Proposition de règlement du Parlement Européen et du Conseil établissant des règles communes pour l'exploitation de services de transport aérien dans la Communauté (refonte).


E3202 déposé le 24 juillet 2006 distribué le 27 juillet 2006 (12ème législature)
   (Référence communautaire : COM(2006) 0396 final du 18 juillet 2006, transmis au Conseil de l'Union européenne le 18 juillet 2006)

En vue de procéder à leur refonte, la présente proposition abroge trois règlements existants :

– le règlement n° 2407/92 concernant les licences des transporteurs aériens ;

– le règlement n° 2408/92 relatif à l’accès des transporteurs aériens communautaires aux liaisons aériennes intracommunautaires ;

– le règlement n° 2409/92 sur les tarifs des passagers et de fret de services aériens.

Ces trois textes constituent ce qui est communément appelé le troisième paquet de libéralisation du transport aérien adopté en 1992, les deux premiers datant respectivement de décembre 1987 et de juin 1990.
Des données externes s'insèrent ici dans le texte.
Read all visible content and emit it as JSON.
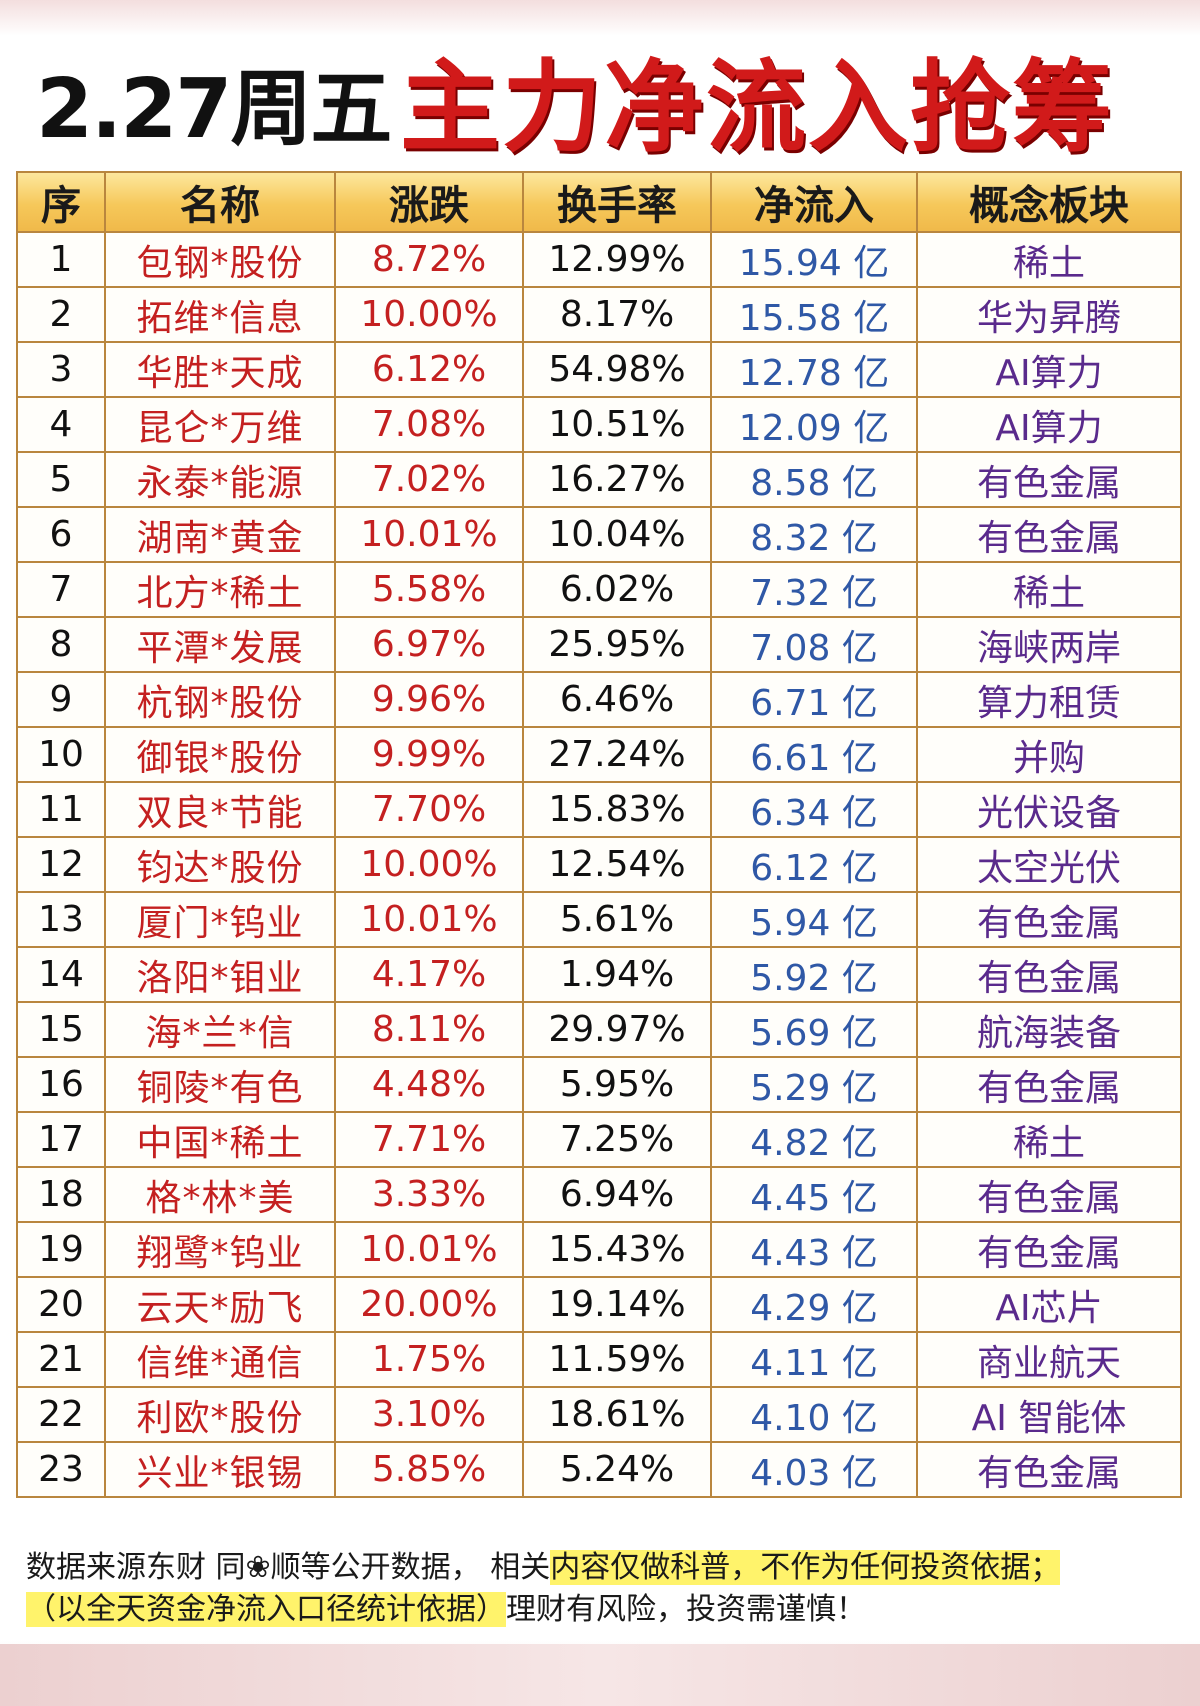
{
  "title": {
    "date": "2.27周五",
    "main": "主力净流入抢筹榜"
  },
  "table": {
    "headers": [
      "序",
      "名称",
      "涨跌",
      "换手率",
      "净流入",
      "概念板块"
    ],
    "rows": [
      [
        "1",
        "包钢*股份",
        "8.72%",
        "12.99%",
        "15.94 亿",
        "稀土"
      ],
      [
        "2",
        "拓维*信息",
        "10.00%",
        "8.17%",
        "15.58 亿",
        "华为昇腾"
      ],
      [
        "3",
        "华胜*天成",
        "6.12%",
        "54.98%",
        "12.78 亿",
        "AI算力"
      ],
      [
        "4",
        "昆仑*万维",
        "7.08%",
        "10.51%",
        "12.09 亿",
        "AI算力"
      ],
      [
        "5",
        "永泰*能源",
        "7.02%",
        "16.27%",
        "8.58 亿",
        "有色金属"
      ],
      [
        "6",
        "湖南*黄金",
        "10.01%",
        "10.04%",
        "8.32 亿",
        "有色金属"
      ],
      [
        "7",
        "北方*稀土",
        "5.58%",
        "6.02%",
        "7.32 亿",
        "稀土"
      ],
      [
        "8",
        "平潭*发展",
        "6.97%",
        "25.95%",
        "7.08 亿",
        "海峡两岸"
      ],
      [
        "9",
        "杭钢*股份",
        "9.96%",
        "6.46%",
        "6.71 亿",
        "算力租赁"
      ],
      [
        "10",
        "御银*股份",
        "9.99%",
        "27.24%",
        "6.61 亿",
        "并购"
      ],
      [
        "11",
        "双良*节能",
        "7.70%",
        "15.83%",
        "6.34 亿",
        "光伏设备"
      ],
      [
        "12",
        "钧达*股份",
        "10.00%",
        "12.54%",
        "6.12 亿",
        "太空光伏"
      ],
      [
        "13",
        "厦门*钨业",
        "10.01%",
        "5.61%",
        "5.94 亿",
        "有色金属"
      ],
      [
        "14",
        "洛阳*钼业",
        "4.17%",
        "1.94%",
        "5.92 亿",
        "有色金属"
      ],
      [
        "15",
        "海*兰*信",
        "8.11%",
        "29.97%",
        "5.69 亿",
        "航海装备"
      ],
      [
        "16",
        "铜陵*有色",
        "4.48%",
        "5.95%",
        "5.29 亿",
        "有色金属"
      ],
      [
        "17",
        "中国*稀土",
        "7.71%",
        "7.25%",
        "4.82 亿",
        "稀土"
      ],
      [
        "18",
        "格*林*美",
        "3.33%",
        "6.94%",
        "4.45 亿",
        "有色金属"
      ],
      [
        "19",
        "翔鹭*钨业",
        "10.01%",
        "15.43%",
        "4.43 亿",
        "有色金属"
      ],
      [
        "20",
        "云天*励飞",
        "20.00%",
        "19.14%",
        "4.29 亿",
        "AI芯片"
      ],
      [
        "21",
        "信维*通信",
        "1.75%",
        "11.59%",
        "4.11 亿",
        "商业航天"
      ],
      [
        "22",
        "利欧*股份",
        "3.10%",
        "18.61%",
        "4.10 亿",
        "AI 智能体"
      ],
      [
        "23",
        "兴业*银锡",
        "5.85%",
        "5.24%",
        "4.03 亿",
        "有色金属"
      ]
    ]
  },
  "footer": {
    "line1_plain": "数据来源东财 同❀顺等公开数据， 相关",
    "line1_highlight": "内容仅做科普，不作为任何投资依据；",
    "line2_highlight": "（以全天资金净流入口径统计依据）",
    "line2_plain": "理财有风险，投资需谨慎！"
  },
  "colors": {
    "title_red": "#d11a1a",
    "name_red": "#c42020",
    "flow_blue": "#2f58a6",
    "concept_purple": "#5a2a8c",
    "header_gold": "#f6c85a",
    "highlight_yellow": "#fff36b"
  }
}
Bien que ces différentes mesures aient contribué à un développement exceptionnel des transports aériens en Europe, la Commission constate néanmoins que la plupart des compagnies aériennes continuent de souffrir de la surcapacité de la fragmentation excessive du marché et de l’absence d’harmonisation dans l’application du troisième paquet.

Afin de remédier à ces difficultés, la révision du troisième paquet vise « à accroître l’efficacité du marché, à renforcer la sécurité des transports aériens et à améliorer la protection des passagers  ».( 1)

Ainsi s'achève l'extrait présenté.